Помни о Фамагусте | страница 57
Сердцем я поверил ему, и оно же, мое нетерпеливое сердце, не готовое бездействовать в расчете на естественный финал архивариуса, нуждалось в экспериментальном подтверждении чуда. В том, чтобы ускорить развязку, был мой перед спасителем долг. Теперь вам известно все. Или почти все.

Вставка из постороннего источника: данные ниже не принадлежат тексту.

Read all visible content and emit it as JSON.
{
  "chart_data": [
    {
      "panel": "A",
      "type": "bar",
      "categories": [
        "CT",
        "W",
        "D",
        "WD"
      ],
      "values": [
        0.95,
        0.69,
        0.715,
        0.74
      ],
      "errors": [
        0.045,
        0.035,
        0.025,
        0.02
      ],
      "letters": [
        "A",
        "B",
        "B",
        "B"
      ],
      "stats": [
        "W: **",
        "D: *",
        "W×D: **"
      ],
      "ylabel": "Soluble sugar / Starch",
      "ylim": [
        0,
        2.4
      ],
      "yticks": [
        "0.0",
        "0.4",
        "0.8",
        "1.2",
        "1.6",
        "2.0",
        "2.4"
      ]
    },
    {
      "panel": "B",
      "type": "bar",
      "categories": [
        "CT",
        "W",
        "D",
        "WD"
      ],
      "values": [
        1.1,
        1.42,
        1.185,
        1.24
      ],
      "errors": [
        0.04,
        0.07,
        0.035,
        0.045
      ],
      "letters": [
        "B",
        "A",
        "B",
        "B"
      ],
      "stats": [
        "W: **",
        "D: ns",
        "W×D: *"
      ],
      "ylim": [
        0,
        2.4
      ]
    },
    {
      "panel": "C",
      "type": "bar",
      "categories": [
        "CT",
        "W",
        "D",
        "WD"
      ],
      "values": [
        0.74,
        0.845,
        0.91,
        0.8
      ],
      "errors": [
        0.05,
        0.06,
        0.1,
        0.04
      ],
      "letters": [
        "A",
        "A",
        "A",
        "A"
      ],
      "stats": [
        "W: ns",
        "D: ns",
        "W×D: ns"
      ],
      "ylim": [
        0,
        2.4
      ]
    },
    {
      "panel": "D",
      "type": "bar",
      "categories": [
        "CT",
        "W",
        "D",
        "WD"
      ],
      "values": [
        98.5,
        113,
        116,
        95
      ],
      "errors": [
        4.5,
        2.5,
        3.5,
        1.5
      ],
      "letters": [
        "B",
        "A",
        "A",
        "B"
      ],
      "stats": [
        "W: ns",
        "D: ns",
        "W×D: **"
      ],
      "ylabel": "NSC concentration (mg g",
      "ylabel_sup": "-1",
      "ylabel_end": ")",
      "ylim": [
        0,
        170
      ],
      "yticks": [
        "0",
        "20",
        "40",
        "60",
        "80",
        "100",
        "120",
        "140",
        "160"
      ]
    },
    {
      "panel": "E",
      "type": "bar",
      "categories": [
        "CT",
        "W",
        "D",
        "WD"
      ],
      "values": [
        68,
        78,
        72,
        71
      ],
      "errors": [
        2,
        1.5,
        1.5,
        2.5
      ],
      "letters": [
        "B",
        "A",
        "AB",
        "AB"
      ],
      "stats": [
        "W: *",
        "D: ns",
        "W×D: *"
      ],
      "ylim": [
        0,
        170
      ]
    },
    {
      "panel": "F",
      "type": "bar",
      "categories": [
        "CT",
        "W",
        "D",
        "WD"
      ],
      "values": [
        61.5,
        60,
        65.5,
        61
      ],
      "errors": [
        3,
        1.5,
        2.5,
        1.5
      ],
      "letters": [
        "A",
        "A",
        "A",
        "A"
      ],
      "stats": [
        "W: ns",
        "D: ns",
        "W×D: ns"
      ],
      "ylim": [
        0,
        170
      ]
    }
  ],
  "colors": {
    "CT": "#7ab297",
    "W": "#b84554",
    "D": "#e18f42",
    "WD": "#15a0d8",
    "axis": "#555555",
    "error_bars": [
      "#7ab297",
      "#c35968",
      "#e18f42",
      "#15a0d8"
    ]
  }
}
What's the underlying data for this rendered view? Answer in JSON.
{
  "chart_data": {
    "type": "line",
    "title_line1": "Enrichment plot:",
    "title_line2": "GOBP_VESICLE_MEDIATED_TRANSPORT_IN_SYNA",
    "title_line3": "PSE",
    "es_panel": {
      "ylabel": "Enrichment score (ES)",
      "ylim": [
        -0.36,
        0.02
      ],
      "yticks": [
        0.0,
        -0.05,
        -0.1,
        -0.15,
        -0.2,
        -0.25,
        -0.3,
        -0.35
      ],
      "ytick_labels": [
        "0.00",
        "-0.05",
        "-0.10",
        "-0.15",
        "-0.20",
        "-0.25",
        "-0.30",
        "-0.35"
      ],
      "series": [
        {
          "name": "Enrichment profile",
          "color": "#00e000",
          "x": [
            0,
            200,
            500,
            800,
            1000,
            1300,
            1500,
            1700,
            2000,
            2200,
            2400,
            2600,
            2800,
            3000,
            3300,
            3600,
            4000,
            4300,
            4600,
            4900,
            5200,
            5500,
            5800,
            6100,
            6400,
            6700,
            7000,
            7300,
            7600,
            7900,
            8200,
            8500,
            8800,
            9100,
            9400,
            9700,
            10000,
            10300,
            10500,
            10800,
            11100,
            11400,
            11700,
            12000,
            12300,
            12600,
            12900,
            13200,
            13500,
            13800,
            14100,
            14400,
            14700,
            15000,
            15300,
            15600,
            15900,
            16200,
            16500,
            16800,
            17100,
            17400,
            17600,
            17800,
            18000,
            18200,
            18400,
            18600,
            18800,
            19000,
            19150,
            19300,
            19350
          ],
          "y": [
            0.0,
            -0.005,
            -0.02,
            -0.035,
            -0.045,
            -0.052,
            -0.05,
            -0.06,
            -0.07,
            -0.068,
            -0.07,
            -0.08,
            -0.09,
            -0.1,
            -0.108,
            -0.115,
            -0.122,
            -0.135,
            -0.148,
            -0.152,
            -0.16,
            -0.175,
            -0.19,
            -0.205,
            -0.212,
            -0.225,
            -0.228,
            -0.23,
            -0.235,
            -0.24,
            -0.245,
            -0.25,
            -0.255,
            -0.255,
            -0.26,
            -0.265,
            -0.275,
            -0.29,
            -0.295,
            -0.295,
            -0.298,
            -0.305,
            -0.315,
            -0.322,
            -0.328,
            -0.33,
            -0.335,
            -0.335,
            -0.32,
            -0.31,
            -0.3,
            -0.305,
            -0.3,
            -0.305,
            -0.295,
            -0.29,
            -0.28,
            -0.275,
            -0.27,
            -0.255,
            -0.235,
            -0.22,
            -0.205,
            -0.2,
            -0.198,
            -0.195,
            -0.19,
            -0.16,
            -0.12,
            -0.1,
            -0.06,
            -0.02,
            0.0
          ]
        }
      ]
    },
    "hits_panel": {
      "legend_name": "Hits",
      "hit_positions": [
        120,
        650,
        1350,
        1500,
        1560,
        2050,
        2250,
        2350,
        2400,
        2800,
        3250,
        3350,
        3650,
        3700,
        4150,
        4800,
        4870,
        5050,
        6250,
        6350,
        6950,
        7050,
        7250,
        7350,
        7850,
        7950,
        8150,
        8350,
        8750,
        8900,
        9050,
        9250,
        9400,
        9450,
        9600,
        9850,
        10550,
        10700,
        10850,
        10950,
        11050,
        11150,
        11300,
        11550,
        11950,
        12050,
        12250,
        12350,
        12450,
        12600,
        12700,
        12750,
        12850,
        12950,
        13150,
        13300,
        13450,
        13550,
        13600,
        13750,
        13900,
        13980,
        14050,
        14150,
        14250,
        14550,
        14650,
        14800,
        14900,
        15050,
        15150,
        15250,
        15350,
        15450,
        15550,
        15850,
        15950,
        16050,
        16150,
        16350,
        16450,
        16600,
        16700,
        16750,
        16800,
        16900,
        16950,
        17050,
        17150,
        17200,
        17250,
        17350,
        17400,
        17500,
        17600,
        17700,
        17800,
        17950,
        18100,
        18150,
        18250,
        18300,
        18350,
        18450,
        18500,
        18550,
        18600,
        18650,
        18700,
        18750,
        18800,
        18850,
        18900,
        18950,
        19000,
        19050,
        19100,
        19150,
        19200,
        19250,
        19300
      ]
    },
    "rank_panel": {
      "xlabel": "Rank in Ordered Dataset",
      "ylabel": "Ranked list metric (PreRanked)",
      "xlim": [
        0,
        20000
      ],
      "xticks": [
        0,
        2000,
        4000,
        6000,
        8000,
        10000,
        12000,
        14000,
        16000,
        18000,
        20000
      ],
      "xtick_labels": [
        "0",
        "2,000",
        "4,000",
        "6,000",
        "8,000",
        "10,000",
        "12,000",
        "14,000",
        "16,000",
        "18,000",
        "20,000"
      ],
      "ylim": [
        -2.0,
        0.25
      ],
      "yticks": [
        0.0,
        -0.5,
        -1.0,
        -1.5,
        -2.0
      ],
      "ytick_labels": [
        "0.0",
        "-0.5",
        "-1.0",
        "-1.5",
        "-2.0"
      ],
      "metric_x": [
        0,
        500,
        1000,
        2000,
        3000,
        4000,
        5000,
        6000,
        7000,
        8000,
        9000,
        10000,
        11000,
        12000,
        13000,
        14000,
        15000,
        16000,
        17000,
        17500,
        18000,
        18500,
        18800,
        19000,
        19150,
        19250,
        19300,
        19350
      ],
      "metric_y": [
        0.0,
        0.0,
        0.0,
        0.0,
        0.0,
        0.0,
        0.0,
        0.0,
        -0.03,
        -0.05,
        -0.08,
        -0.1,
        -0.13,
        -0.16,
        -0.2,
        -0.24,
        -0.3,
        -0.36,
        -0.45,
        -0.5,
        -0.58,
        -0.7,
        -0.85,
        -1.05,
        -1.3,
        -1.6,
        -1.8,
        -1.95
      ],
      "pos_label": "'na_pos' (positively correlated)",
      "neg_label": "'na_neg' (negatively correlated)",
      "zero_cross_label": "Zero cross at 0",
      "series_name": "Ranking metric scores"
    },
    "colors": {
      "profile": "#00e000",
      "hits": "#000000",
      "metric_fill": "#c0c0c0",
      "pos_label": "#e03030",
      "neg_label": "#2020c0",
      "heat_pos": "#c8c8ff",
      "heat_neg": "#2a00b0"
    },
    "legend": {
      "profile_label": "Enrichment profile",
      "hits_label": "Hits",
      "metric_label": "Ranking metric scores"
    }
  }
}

— А что же порт? — спросила Валентина.
— Захирел. Проржавели брошенные ремонтниками суда, пьянство матросов свело к нулю усилия капитанов, столь далеко зашедших в метафизике плавания, что его реальный аспект (если таковой наличествует, добавляли они на манер «е.б.ж.») занимал их даже меньше, чем лоцманов, усомнившихся в самой идее фарватера. Даже и такелажники надорвались, а когда прямым попаданием снаряда — артиллеристы развлекались учебными стрельбами — был разрушен маяк, чайки прокричали хриплое «прощай» над гаванью и могилою архивиста.
— Нам очень жаль, — сказала Валентина. — Жаль воспылавшего негоцианта-грека, мы грустим о подвижнике-репортере и об упадке морского города, но вас, которому выпало взять на себя неумолимую гибельность, — прежде всего.
— Спасибо, — кивнул даглинец, — я не забуду, Валя, ваших слов.
— Поговори об освященном хлебе, эфенди, — проскрипел старший горбун, — таков обычай застолья.
— Об этом будет сказано тоже.
9
Прерывистый мугам даглинцев возник ненароком, но, как и другим якобы случайным открытиям, ему предшествовало длительное напряжение изобретателя. Бывают часы, когда палатке шашлычника, трансформаторной будке, стволам, асфальту, голым сучьям над скамейкой, гладкоспеленутой пальме, вообще предметам, порознь и в совокупном веществовании, невмоготу бремениться, и они вибрируют, реверберируют как чистые понятия самих себя, вокруг своих оставленных материй. Был этот час, в набрякших космах туч по киселю, с протыкаемой спицами заволокой, с проблесками горносветлого неба сквозь пасмурность. Даглинцы собрались в три пополудни января, заняв пространство, в страхе освобожденное двумя другими содружествами. Они хотели выслушать зимний мугам, приготовленный «наместником музыки», недавно перебравшимся в столицу парнем, особо чутким к их запросам. Пришли в плохом настроении, причиной которого могло быть самоубийство младшего брата, но диагноз старейшины, таимый от прочих, был иным, беспощадным: не удовлетворял мугамат. По форме он был тем же самым, что раньше, отверженным, раздирающим. И по сути своей был таким, но только по внешней сути. Помимо формы, размышлял даглинец, с которой ассоциируются уклончивость и сокрытие подлинности, есть два уровня того, что ошибочно считается цельным и с чем сопрягаются понятия правды и глубины, — два уровня сути. Первый из них часто лжет, не подозревая об этом. Ложь внешнего уровня, как будто бы говорящего правду, заключается в нечувствительности этой правды для рассудка и чувства, в приведении ее к такому виду, когда в ней начинают хозяйничать плавность и гладкость, и она становится ровной, беспрепятственно льющейся, как хиндустанский шансон. Правда внутренней сути другая. Пещеристая, шероховатая. Мшистый валун у ручья. Где она сейчас в мугаме, где.